Selama masa tanggap darurat, pemerintah fokus dalam pemenuhan kebutuhan dasar warga terdampak.
Menurut Darifus, banjir memang mulai surut, tetapi masih menggenangi rumah warga, terutama di tujuh kecamatan, yaitu Tanah Cogok, Keliling Danau, Sitinjau Laut, Danau Kerinci Barat, Danau Kerinci, Batang Merangin, dan Bukit Kerman. ”Sejumlah titik jalan, seperti di Desa Semerap, masih tergenang dan belum bisa dilewati, kecuali dengan perahu,” ujarnya.
Pemerintah Kabupaten Kerinci menetapkan masa tanggap darurat bencana sejak 1 Januari dan telah diperpanjang beberapa kali. Terakhir, masa tanggap darurat diperpanjang selama 15-28 Januari. ”Selama masa tanggap darurat, pemerintah fokus dalam pemenuhan kebutuhan dasar warga terdampak,” ucap Darifus.
Masa transisi
Sementara itu, penanganan banjir di Kota Sungai Penuh memasuki masa transisi dan pemulihan selama tiga bulan pada 15 Januari-15 April 2024. Sebelumnya, pemerintah kota menetapkan masa tanggap darurat bencana selama dua pekan, yaitu 1-7 Januari dan 8-14 Januari.
Menurut Kepala Bidang Kedaruratan dan Logistik BPBD Kota Sungai Penuh Defi Saputra, keputusan itu diambil berdasarkan hasil rapat forkopimda. Berbagai faktor jadi pertimbangan, termasuk banjir mulai surut, jumlah pengungsi berkurang, dan akses jalan darat mulai bisa dilewati.

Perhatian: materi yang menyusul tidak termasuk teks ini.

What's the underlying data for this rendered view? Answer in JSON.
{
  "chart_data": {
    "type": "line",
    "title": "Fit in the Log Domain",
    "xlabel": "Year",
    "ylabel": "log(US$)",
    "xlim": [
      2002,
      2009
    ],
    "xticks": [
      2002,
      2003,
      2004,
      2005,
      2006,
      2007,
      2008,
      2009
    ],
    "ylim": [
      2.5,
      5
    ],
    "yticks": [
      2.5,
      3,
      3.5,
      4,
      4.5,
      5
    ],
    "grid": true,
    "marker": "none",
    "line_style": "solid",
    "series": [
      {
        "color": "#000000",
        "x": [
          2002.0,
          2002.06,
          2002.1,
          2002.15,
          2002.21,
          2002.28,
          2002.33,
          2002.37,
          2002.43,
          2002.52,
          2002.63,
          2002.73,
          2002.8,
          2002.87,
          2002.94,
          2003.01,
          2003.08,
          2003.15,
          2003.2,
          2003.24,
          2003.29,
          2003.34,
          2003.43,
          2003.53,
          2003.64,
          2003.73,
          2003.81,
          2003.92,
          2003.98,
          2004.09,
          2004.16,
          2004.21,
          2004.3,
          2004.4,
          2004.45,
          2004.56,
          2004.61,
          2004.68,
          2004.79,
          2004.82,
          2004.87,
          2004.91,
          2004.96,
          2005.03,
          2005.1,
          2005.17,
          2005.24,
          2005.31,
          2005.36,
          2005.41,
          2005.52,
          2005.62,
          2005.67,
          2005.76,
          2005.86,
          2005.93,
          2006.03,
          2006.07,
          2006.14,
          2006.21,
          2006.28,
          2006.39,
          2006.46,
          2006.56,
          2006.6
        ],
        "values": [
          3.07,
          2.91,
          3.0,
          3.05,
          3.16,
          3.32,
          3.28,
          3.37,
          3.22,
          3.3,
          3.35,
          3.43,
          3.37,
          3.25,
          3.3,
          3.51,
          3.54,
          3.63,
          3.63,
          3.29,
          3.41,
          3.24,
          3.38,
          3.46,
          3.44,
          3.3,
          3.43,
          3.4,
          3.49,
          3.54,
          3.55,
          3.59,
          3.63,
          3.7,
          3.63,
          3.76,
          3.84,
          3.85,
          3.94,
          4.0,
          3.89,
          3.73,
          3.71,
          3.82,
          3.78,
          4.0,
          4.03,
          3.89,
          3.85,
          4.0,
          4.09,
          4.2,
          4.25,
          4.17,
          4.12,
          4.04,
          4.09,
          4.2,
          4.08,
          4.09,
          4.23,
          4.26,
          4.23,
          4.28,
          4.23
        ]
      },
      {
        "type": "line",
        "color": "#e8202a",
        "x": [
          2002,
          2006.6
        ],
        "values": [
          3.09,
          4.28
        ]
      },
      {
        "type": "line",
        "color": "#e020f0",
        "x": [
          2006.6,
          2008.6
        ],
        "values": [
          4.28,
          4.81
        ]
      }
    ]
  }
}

Hingga 14 Januari lalu, jumlah wilayah terdampak banjir tinggal 28 desa dan 1 kelurahan. Sebanyak 7 desa tidak lagi terdampak banjir. Adapun jumlah warga terdampak 5.673 keluarga atau 17.155 jiwa. Jumlah pengungsi sebanyak 7.175 jiwa.
”Di Kecamatan Koto Baru, banjir sudah surut. Di Kecamatan Hamparan Rawang sebagian surut, Desa Simpang Tiga Rawang, misalnya, hampir semuanya surut. Sementara itu, di Desa Paling Serumpun, Tanjung, dan Tanjung Muda (Kecamatan Hamparan Rawang), air masih ada yang setinggi 1-1,5 meter dalam rumah karena lokasinya rendah,” tuturnya.
Meskipun sudah memasuki masa transisi, warga Kota Sungai Penuh masih banyak yang mengungsi. Di posko pengungsian yang dikelola Karang Taruna Dayang Indah Desa Simpang Tiga Rawang di bekas kantor DPRD Kota Sungai Penuh, misalnya, ada 518 pengungsi.
”Mayoritas pengungsi dari Desa Simpang Tiga Rawang, tetapi juga ada beberapa warga dari desa lain mengungsi ke sini, seperti Desa Tanjung dan Tanjung Muda. Memang rumah mereka tidak bisa ditempati karena airnya lumayan tinggi hingga saat ini,” kata Hengki Nofison, Ketua Karang Taruna Dayang Indah Desa Simpang Tiga.